Weaving for Knitters

Memphis is a haven for knitters.  For a small city, there are numerous opportunities for knitters to buy yarn, fiber, learn to knit, volunteer to knit, or just gossip and knit.  There are 4 yarn shops:  Yarn to GoYarniverseStash, and  Rainbow Fibres (which is technically in Germantown). Not to mention craft shops such as Michael’s, Hobby Lobby, Hancock’s Fabrics, and the soon to open Jo-Ann Fabrics.  All these shops offer classes, and there are also local guilds offering knitting opportunities.  Memphis knitters also have quite a presence on Ravelry.  Then the volunteer opportunities to knit are endless.  Just to name a few:  MIFA lovecaps and The Mother Bear Project.

But surprisingly, one thing that Memphis knitters don’t seem to do a lot of is weave!  The beautiful knitting yarns that are offered locally can also be used to weave beautiful items such as scarves, shawls, jackets, skirts, and purses. And that seems to be a well kept secret here in Memphis. Here are some scarves that I wove with knitting yarns.

Handwoven scarf

Handwoven scarf

handwoven scarf

handwoven scarf

The blue scarf was woven with a weft of Lion Brand “Moonlight Mohair”, a blend of mohair/acrylic/cotton, and polyester metallic.  It is machine washable.  The pink scarf was woven with a weft of Paton’s “Lacette”, a blend of nylon, acrylic and mohair.  The warp for each of these scarves was a fine silk and wool blend weaving yarn.  Both of these scarves are available at my etsy shop, MemphisWeaver.

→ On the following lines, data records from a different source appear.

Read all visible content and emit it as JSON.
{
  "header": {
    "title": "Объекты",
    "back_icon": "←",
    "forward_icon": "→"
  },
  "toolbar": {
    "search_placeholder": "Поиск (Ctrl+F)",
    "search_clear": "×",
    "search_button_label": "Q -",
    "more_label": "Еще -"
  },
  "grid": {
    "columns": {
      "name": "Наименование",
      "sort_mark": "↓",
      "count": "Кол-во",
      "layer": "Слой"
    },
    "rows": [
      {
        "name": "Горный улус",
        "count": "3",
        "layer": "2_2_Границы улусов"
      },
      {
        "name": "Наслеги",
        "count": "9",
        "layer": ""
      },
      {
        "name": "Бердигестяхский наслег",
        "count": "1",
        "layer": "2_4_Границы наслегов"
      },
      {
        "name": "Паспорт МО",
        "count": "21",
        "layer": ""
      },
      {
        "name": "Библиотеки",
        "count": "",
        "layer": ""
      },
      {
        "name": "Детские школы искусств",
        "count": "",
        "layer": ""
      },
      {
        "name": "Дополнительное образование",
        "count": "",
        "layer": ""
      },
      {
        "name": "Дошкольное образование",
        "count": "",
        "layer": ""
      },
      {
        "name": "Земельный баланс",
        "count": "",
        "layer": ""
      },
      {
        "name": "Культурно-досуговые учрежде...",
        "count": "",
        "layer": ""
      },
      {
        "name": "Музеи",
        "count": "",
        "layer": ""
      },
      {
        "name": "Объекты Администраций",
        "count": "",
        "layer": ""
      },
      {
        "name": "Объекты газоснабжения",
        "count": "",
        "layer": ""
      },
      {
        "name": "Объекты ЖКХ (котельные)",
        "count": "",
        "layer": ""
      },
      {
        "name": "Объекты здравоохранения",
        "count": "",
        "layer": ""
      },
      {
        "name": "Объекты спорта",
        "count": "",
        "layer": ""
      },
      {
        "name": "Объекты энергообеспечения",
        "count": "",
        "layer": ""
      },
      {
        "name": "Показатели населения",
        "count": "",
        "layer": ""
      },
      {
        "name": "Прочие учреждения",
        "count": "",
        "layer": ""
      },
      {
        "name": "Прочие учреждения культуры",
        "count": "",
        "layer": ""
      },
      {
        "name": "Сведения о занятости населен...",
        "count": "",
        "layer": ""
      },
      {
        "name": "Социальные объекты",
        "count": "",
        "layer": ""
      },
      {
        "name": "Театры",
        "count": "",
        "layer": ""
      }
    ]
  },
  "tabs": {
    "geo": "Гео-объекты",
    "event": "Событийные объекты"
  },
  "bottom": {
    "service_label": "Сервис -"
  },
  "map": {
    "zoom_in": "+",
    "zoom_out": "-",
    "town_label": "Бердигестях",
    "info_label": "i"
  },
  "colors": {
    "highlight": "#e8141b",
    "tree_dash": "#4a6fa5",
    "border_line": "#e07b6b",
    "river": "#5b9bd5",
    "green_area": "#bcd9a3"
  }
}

Okay, so what am I getting at?  Well, I will be teaching a weaving class using knitting yarns at the Memphis Botanic Garden. It will be held Saturday, February 7 and will last all day from 10 AM to 4 PM.  We will be weaving scarves, and so the name of the class is Weave a Scarf for your Valentine! Just think, you’ll be able to learn to weave, work with beautiful knitting yarns, and have a warm and lovely scarf to give to the one you love (or you can keep it for yourself!)

Here is the loom we will be using in class.

Schacht rigid heddle loom

Schacht rigid heddle loom

This is a 20 inch wide rigid heddle loom made by Schacht.  Students will learn how to “dress” the loom, that is how to set it up with a warp of smooth sportweight knitting yarn.  This we will thread through the holes and slots of the rigid heddle, wind it on the back beam and then tie onto  the front.  This will take about 2 to 2 1/2 hours.  Then we’ll have a lunch break, and I must add that the Botanic Garden’s cafe, Fratelli’s makes the most fabulous sandwiches and soup.  Or you can bring your own lunch too! The rest of the afternoon will be spent weaving the scarf,  cutting it off of the loom and knotting the fringes.

Here is a sampling of some of the yarns you can choose to weave with at the class.

Knitting yarn than can be used for weaving

Knitting yarn than can be used for weaving

Generally the smooth yarns are used in the warp, and the textured yarns are used in the weft, that is the yarn that is woven through the warp using a shuttle.  Knitters, please bring yarn from your stash that you would like to use for your project.  If you are a spinner, then, by all means, bring your handspun and we’ll see if it can work for either warp or weft.  I will have yarn available as well and will only charge $3 a ball.  It takes about 3 balls to weave a scarf measuring 7″ X 65″.

We will spend some time discussing looms as well, as there always are students in the beginning classes that fall in love with weaving, and need to go right out to purchase a loom.  A book that has some inspirational projects that use knitting yarns for weaving is the Ashford Book of Weaving for Knitters by Rowena Hart.

The Ashford Book of Weaving for Knitters

The Ashford Book of Weaving for Knitters

I will be bringing this book for students to look through as well as many other books with projects for the rigid heddle looms.

So knitters in Memphis and everywhere, put down your needles just for a few hours and pick up a shuttle instead.  If you love yarn and the feel of fiber, as all knitters do, then learning to weave on a rigid heddle loom is an easy and affordable way to get started.


2 Responses

  1. I have recently brought my loom out of storage and set up my studio again but need someone to help me look at the loom decide if it needs any “tweaking” (its been moved around a few times) and help me set up my first warp in many years.